Which implies that they would need to be spending that $40bn cluster in 2024, if they want to run it in 2025, and so shouldn't be part of the 2025 estimate... If you really want to put stress on this, it contradicts your story about why $80bn is evidence for that. Also, note that Musk's success there is dubious: he got there by doing things like hooking up temporary nat gas generators, diverting GPUs from Tesla, and it's unclear how well it even works, given the rumors of a big training run failure and the rather precise wording of Musk's tweets about what exactly the datacenter can do.
The point about Colossus is that the expensive part of a cluster can be done within a few months (even if it won't be able to start training models immediately), the unusual thing about a training system is that it both uses the same hardware for the whole thing, and needs the newest hardware. The cost of all the other parts of a datacenter is almost a rounding error (for example land comes out to below 1%). Altogether, this means that almost all capex for a training system describes the short phase where you install the hardware, and you want to get all the hardware in a narrow window of time, even as the various preliminary steps can take years. For GB200s, shipments in bulk start in Q2-Q3 2025 (which also strongly suggests training only starts in 2026). I'm not sure how far the payment for hardware can be moved from the actual shipments, but all else equal for Microsoft I expect FY 2025 (July 2024 to June 2025).
NVL72 GB200s are much better than 8x H100s for inference (much more HBM, much larger scale-up world size), can remain efficient with long context and larger models (this even weakly suggests that general deployment of larger models trained on 100K H100s will be delayed until late 2025, except for Google). So unclear if there need to be a lot of inference B200s compared to H100s before the training system also goes to inference. (Inference compute scales linearly with model size, while training compute scales with model size squared.)

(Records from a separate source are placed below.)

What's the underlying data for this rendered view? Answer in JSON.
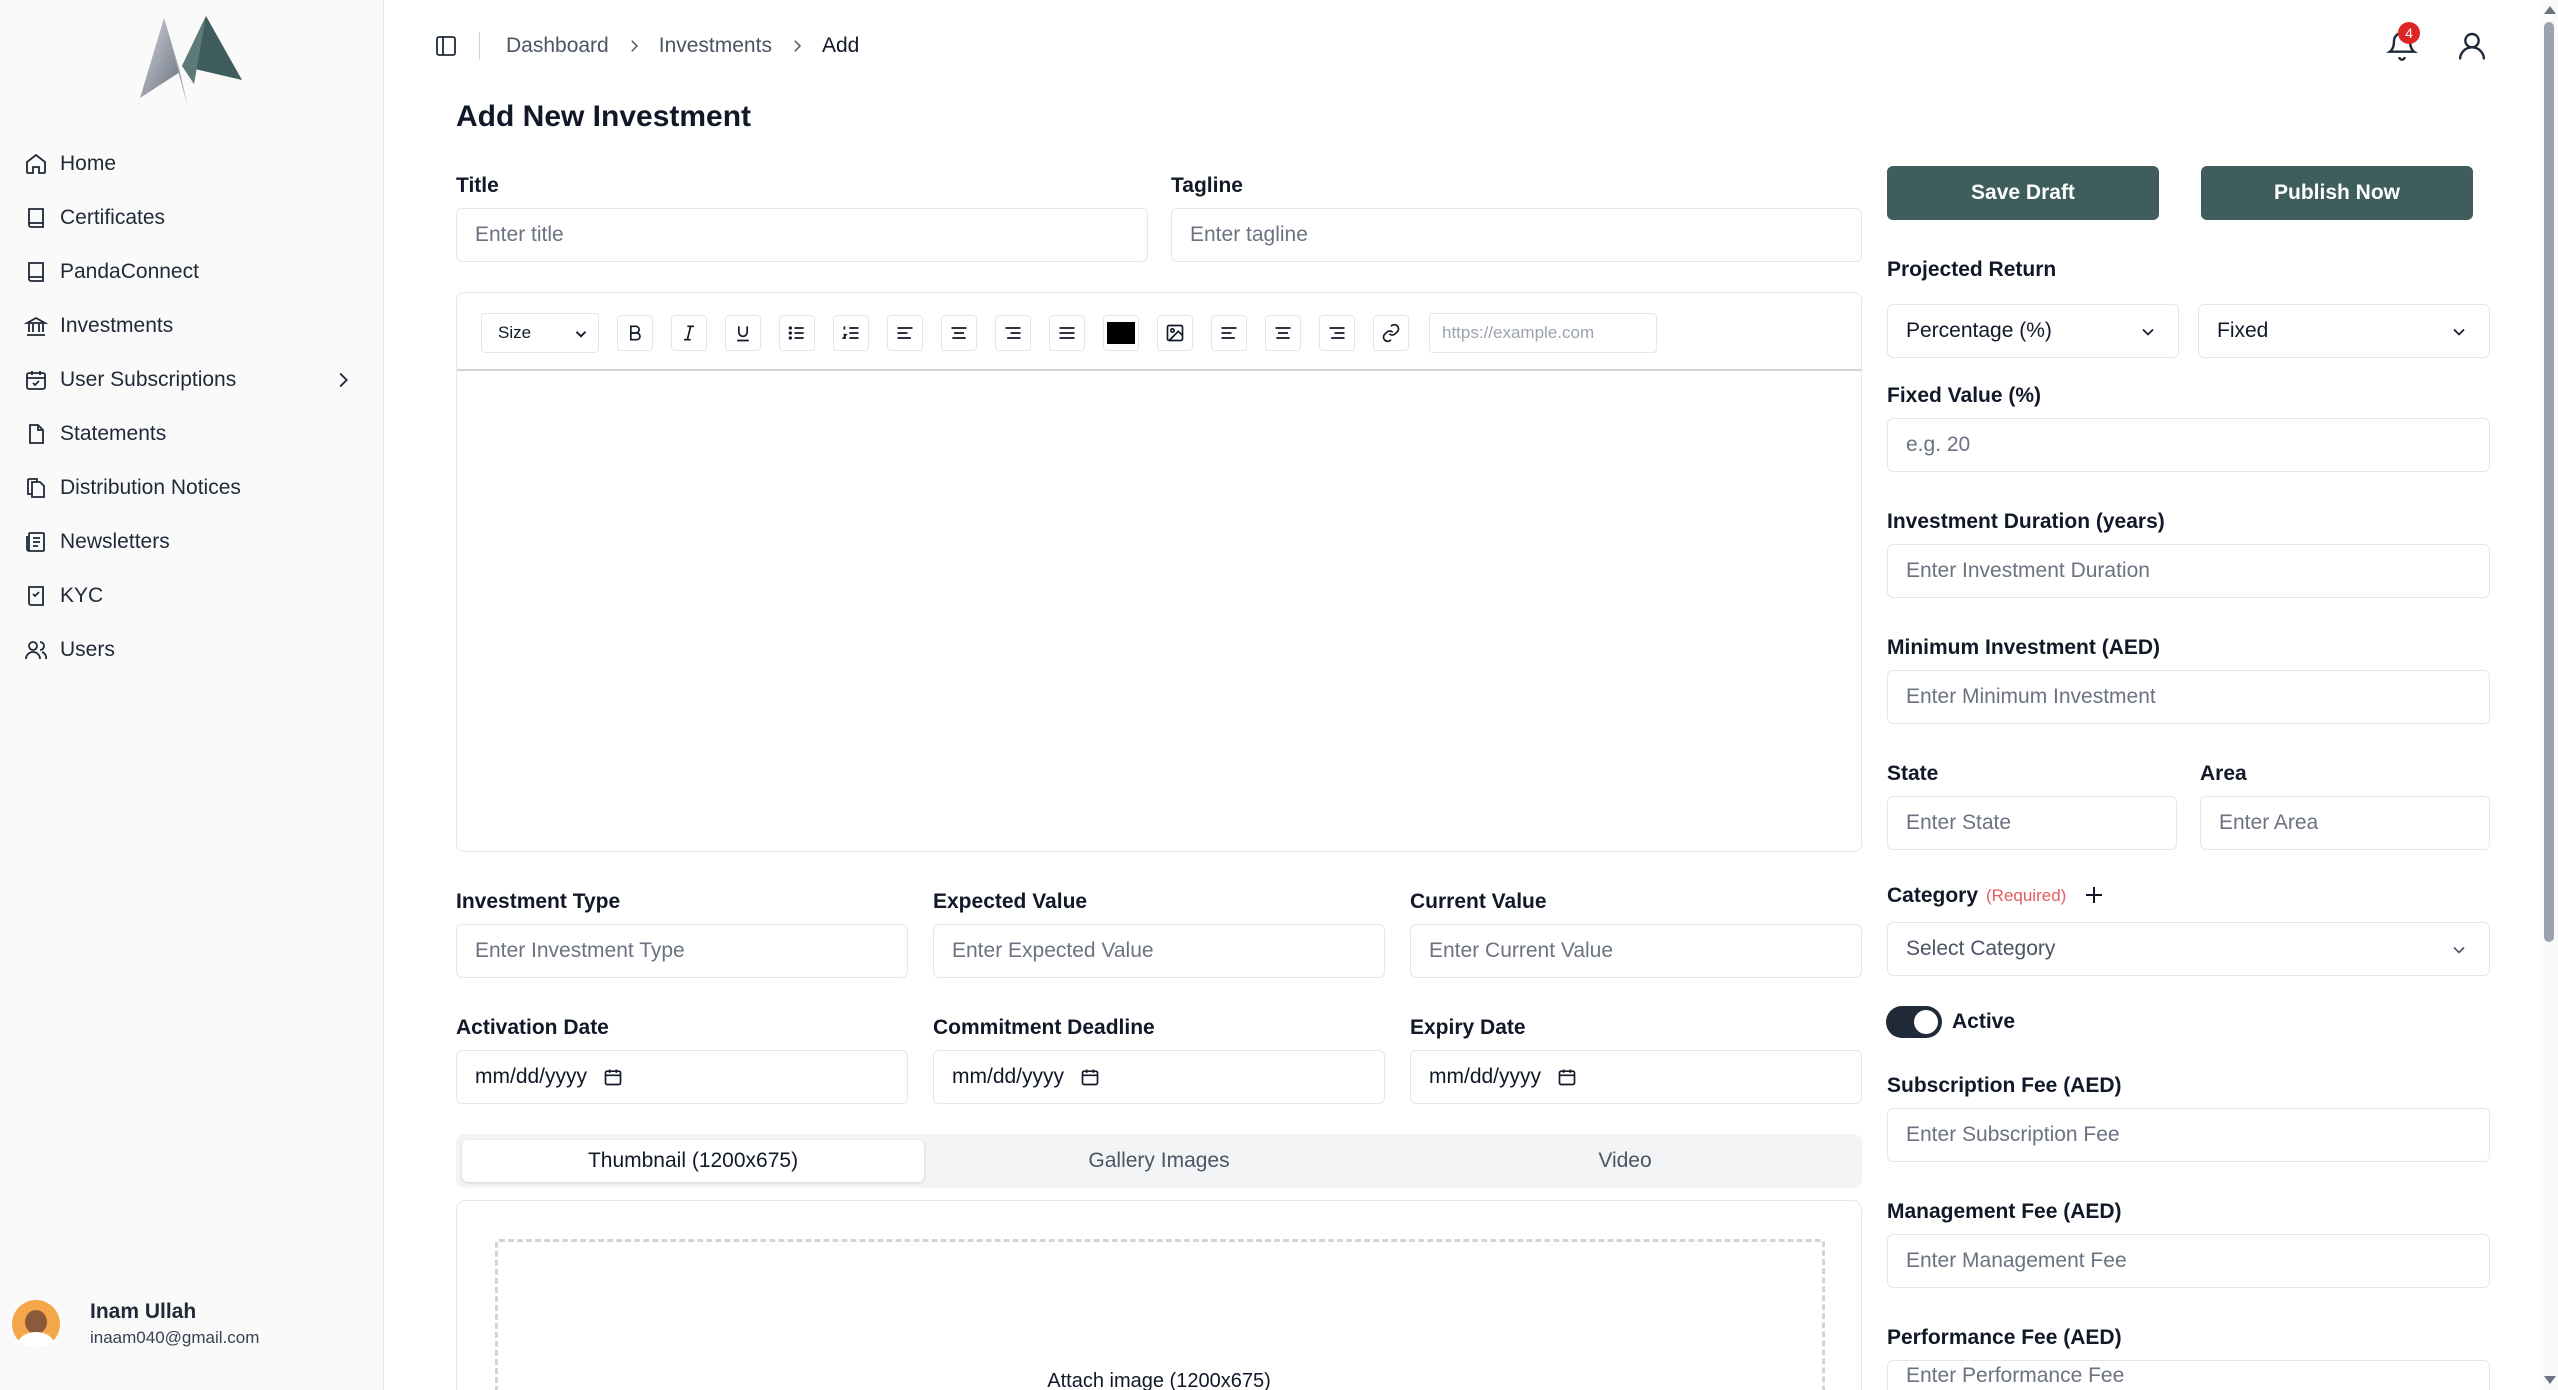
{
  "sidebar": {
    "items": [
      {
        "label": "Home",
        "icon": "home-icon"
      },
      {
        "label": "Certificates",
        "icon": "book-icon"
      },
      {
        "label": "PandaConnect",
        "icon": "book-icon"
      },
      {
        "label": "Investments",
        "icon": "bank-icon"
      },
      {
        "label": "User Subscriptions",
        "icon": "calendar-icon"
      },
      {
        "label": "Statements",
        "icon": "file-icon"
      },
      {
        "label": "Distribution Notices",
        "icon": "files-icon"
      },
      {
        "label": "Newsletters",
        "icon": "newspaper-icon"
      },
      {
        "label": "KYC",
        "icon": "check-book-icon"
      },
      {
        "label": "Users",
        "icon": "users-icon"
      }
    ],
    "user": {
      "name": "Inam Ullah",
      "email": "inaam040@gmail.com"
    }
  },
  "header": {
    "breadcrumb": [
      "Dashboard",
      "Investments",
      "Add"
    ],
    "notification_count": "4"
  },
  "page": {
    "title": "Add New Investment"
  },
  "form": {
    "title": {
      "label": "Title",
      "placeholder": "Enter title"
    },
    "tagline": {
      "label": "Tagline",
      "placeholder": "Enter tagline"
    },
    "editor": {
      "size_label": "Size",
      "url_placeholder": "https://example.com",
      "color": "#000000"
    },
    "investment_type": {
      "label": "Investment Type",
      "placeholder": "Enter Investment Type"
    },
    "expected_value": {
      "label": "Expected Value",
      "placeholder": "Enter Expected Value"
    },
    "current_value": {
      "label": "Current Value",
      "placeholder": "Enter Current Value"
    },
    "activation_date": {
      "label": "Activation Date",
      "value": "mm/dd/yyyy"
    },
    "commitment_deadline": {
      "label": "Commitment Deadline",
      "value": "mm/dd/yyyy"
    },
    "expiry_date": {
      "label": "Expiry Date",
      "value": "mm/dd/yyyy"
    },
    "tabs": [
      "Thumbnail (1200x675)",
      "Gallery Images",
      "Video"
    ],
    "upload_text": "Attach image (1200x675)"
  },
  "side_form": {
    "save_draft": "Save Draft",
    "publish_now": "Publish Now",
    "projected_return": {
      "label": "Projected Return",
      "unit": "Percentage (%)",
      "mode": "Fixed"
    },
    "fixed_value": {
      "label": "Fixed Value (%)",
      "placeholder": "e.g. 20"
    },
    "duration": {
      "label": "Investment Duration (years)",
      "placeholder": "Enter Investment Duration"
    },
    "minimum": {
      "label": "Minimum Investment (AED)",
      "placeholder": "Enter Minimum Investment"
    },
    "state": {
      "label": "State",
      "placeholder": "Enter State"
    },
    "area": {
      "label": "Area",
      "placeholder": "Enter Area"
    },
    "category": {
      "label": "Category",
      "required": "(Required)",
      "placeholder": "Select Category"
    },
    "active_label": "Active",
    "subscription_fee": {
      "label": "Subscription Fee (AED)",
      "placeholder": "Enter Subscription Fee"
    },
    "management_fee": {
      "label": "Management Fee (AED)",
      "placeholder": "Enter Management Fee"
    },
    "performance_fee": {
      "label": "Performance Fee (AED)",
      "placeholder": "Enter Performance Fee"
    }
  },
  "colors": {
    "primary_button": "#3f5d5c",
    "badge": "#dc2626",
    "required": "#e35d5d"
  }
}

This blog post by Microsoft's president, Brad Smith, further increases my excitement for what's to come in the AI space over the next few years.
To grasp the scale of an $80 billion US dollar capital expenditure, I gathered the following statistics:
The property, plant, and equipment on Microsoft's balance sheet total approximately $153 billion.
The capital expenditures during the last twelve months of the five largest international oil companies (Exxon, Chevron, Total, Shell, and Equinor) combined amounted to $88 billion.
The annual GDP of Azerbaijan for 2023 was $78 billion.
This level of commitment by Microsoft is unprecedented in private enterprise—and this is just one company. We have yet to see what their competitors in the space (Alphabet, Meta, Amazon) plan to commit for FY2025, but their investments will likely be on a similar scale.
This blog confirms that business leaders of the world's largest private enterprises view AI as being as disruptive and transformative as the greatest technological advances in history. I am excited to see what the future holds.